Om te voorkomen dat instellingen blijven groeien is er sinds 2009 een fusietoets: wie wil fuseren, moet bewijzen dat dit noodzakelijk is. De minister van onderwijs beslist uiteindelijk of de fusie mag plaatsvinden. Op verzoek van de Tweede Kamer zou onderzocht worden of de huidige wetgeving prikkels bevat voor schaalvergroting.
Ja, zeggen de onderzoekers nu. Vooral het bekostigingsstelsel stimuleert instellingen om te groeien. Universiteiten en hogescholen worden voor een groot deel betaald op basis van studentenaantallen en opleidingen met weinig studenten zijn dus niet rendabel. Schakelprogramma’s worden niet bekostigd, en dat kan een reden zijn voor universiteiten en hogescholen om te gaan samenwerken.
In het hbo is er nu nog een extra prikkel voor bestuurlijke samenwerking of fusies. De bekostiging stimuleert hogescholen om zoveel mogelijk studenten aan te nemen en uitvallers zo snel mogelijk te verliezen. Uitvallers worden immers voor 1,35 jaar bekostigd, ook als ze hun studie na een half jaar stopzetten. Hogescholen die nu onder één bestuur vallen maar formeel zelfstandig zijn gebleven, sturen hun uitvallers naar elkaar door en ontvangen opnieuw de volledige bekostiging. In het nieuwe bekostigingsstelsel, dat in 2011 ingaat, verdwijnt deze prikkel.
Ook de regels rond huisvesting nodigen uit tot schaalvergroting. Hogescholen en universiteiten moeten hun gebouwen financieren uit de lumpsum die ze van de overheid ontvangen. Als ze minder geld uitgeven aan huisvesting, houden ze meer geld over voor andere zaken. Het kan dus lonen om oude gebouwen op dure locaties te verkopen en ze te vervangen door grootschalige nieuwbouw aan de rand van de stad.

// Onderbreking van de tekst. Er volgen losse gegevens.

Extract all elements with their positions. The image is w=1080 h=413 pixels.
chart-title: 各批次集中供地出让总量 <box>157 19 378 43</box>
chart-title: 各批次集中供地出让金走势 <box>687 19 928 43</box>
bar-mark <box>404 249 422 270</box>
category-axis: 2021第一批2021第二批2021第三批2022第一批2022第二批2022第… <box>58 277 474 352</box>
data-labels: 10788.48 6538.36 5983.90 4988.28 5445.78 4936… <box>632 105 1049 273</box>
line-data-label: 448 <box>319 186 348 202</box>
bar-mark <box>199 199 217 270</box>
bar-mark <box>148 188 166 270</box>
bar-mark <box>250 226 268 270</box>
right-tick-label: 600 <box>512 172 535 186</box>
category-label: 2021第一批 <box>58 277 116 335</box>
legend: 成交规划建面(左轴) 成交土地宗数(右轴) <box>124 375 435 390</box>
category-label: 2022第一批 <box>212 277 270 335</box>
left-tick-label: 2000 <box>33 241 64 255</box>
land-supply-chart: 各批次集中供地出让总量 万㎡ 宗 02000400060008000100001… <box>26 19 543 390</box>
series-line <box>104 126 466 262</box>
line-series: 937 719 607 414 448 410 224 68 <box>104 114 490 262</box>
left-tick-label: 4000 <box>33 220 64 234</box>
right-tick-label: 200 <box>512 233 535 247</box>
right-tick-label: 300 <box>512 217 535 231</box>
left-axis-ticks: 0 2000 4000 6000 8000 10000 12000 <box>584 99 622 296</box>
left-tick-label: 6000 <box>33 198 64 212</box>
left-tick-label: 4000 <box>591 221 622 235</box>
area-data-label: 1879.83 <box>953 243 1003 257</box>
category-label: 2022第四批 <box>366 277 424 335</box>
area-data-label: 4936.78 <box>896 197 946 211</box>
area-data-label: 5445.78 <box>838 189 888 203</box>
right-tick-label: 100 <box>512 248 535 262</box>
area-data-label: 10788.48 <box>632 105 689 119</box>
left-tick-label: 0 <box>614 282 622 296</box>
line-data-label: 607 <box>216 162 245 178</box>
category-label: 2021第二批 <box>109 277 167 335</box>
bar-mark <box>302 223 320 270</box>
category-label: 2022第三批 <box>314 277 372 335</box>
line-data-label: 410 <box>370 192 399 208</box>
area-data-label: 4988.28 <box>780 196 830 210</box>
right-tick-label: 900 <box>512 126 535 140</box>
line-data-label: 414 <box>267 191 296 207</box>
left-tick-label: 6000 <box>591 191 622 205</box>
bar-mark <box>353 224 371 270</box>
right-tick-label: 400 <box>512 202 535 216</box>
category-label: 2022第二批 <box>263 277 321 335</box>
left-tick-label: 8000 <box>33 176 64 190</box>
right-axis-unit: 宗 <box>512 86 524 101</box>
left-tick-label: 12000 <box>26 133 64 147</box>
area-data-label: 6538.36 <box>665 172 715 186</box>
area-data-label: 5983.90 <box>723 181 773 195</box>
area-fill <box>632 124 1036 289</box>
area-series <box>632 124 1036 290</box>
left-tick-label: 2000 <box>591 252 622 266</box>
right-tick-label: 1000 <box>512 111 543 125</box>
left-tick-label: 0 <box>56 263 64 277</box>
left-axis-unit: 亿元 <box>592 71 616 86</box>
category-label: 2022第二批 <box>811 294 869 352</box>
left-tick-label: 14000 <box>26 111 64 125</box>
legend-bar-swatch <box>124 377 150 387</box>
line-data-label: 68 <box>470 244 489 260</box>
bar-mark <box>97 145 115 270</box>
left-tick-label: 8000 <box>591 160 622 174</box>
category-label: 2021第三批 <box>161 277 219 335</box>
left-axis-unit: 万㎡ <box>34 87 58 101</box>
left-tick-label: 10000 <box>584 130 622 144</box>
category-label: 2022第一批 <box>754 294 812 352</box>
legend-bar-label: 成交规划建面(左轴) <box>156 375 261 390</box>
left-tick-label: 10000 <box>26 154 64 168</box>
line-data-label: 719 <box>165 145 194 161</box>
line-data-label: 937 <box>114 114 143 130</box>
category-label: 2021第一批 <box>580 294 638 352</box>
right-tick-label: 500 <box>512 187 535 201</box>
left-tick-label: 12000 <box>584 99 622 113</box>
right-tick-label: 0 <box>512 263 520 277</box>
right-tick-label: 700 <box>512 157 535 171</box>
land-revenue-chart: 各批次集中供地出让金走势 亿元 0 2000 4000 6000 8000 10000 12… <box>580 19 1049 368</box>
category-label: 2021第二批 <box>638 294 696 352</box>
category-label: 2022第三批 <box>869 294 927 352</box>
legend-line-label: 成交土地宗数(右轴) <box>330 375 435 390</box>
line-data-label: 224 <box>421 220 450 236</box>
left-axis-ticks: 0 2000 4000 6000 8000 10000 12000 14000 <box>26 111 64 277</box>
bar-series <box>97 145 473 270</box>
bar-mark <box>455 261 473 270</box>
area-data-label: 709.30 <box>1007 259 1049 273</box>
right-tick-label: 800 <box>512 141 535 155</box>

Instellingen werden ook gevraagd naar hun eigen motieven voor schaalvergroting. Hogescholen en universiteiten zijn vooral gegroeid door de invoering van de bachelor-masterstructuur, omwille van doorstroming en doordat hun maatschappelijke opdracht is veranderd. Zo krijgen hogescholen steeds meer onderzoekstaken, lectoraten en contractactiviteiten en is daarvoor een grotere schaal nodig. Enkele instellingen fuseerden om bepaalde locaties of scholen open te houden. Andere belangrijke motieven waren kennisuitwisseling en de financiële voordelen van een samenwerking of fusie.